A climate model study of indirect radiative forcing by anthropogenic sulphate aerosols

Abstract

ANTHROPOGENIC sulphate aerosols are believed to affect the radiation budget of the Earth in two ways. Through the direct effect they scatter solar radiation back to space, producing a radiative forcing whose global annual mean has been estimated to lie in the range −0.3 to −0.9 W m−2 (refs 1–3). This is significant compared to the longwave forcing due to increases in anthropogenic trace gases since the beginning of the industrial era, estimated at +2 to +2.5 W m−2 (ref. 4).
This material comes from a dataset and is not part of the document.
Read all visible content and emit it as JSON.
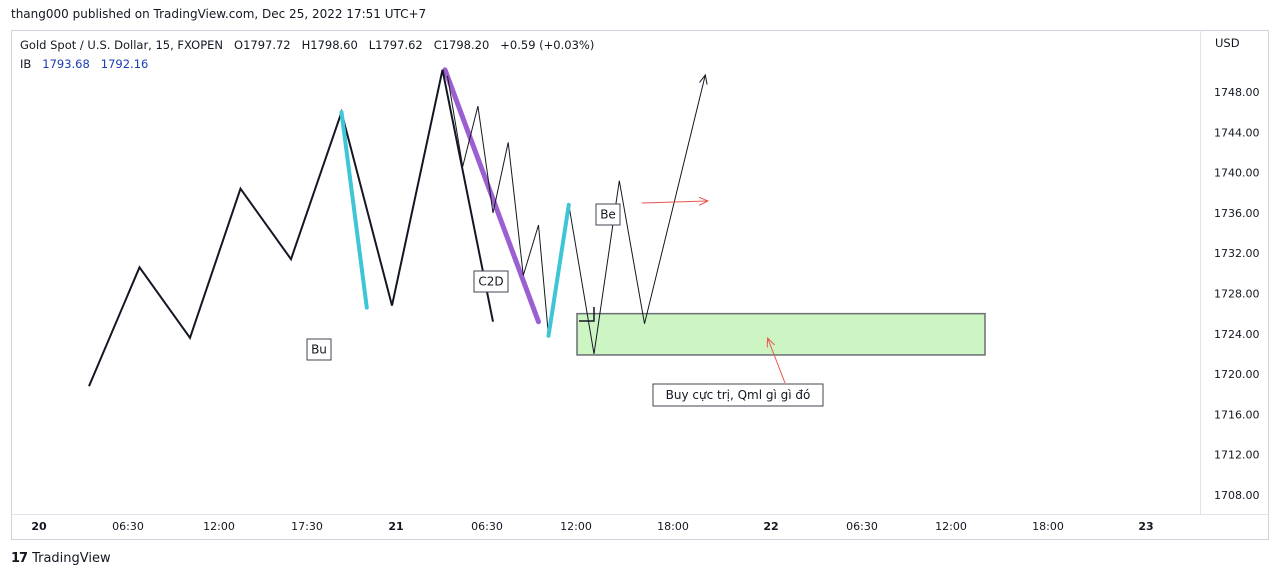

Aerosols also have an indirect effect, altering the distribution and concentration of cloud condensation nuclei (CCN) and hence the number density and size distribution of cloud droplets, thus affecting the solar radiative characteristics of clouds5,6. This is harder to quantify than the direct effect, because it depends on complex and poorly understood interactions between aerosols, CCN and cloud properties. Here we use sulphate aerosol data derived from a three-dimensional chemical transport model7 to estimate the indirect radiative forcing by low-level water clouds using a general circulation model. We estimate that the indirect aerosol effect at the top of the atmosphere is approximately −1.3 W m−2 in the global annual mean. Although this value is subject to a high level of uncertainty, even if the effect is only half as large it would still exceed many estimates of the direct effect, demonstrating its potential importance in climate change.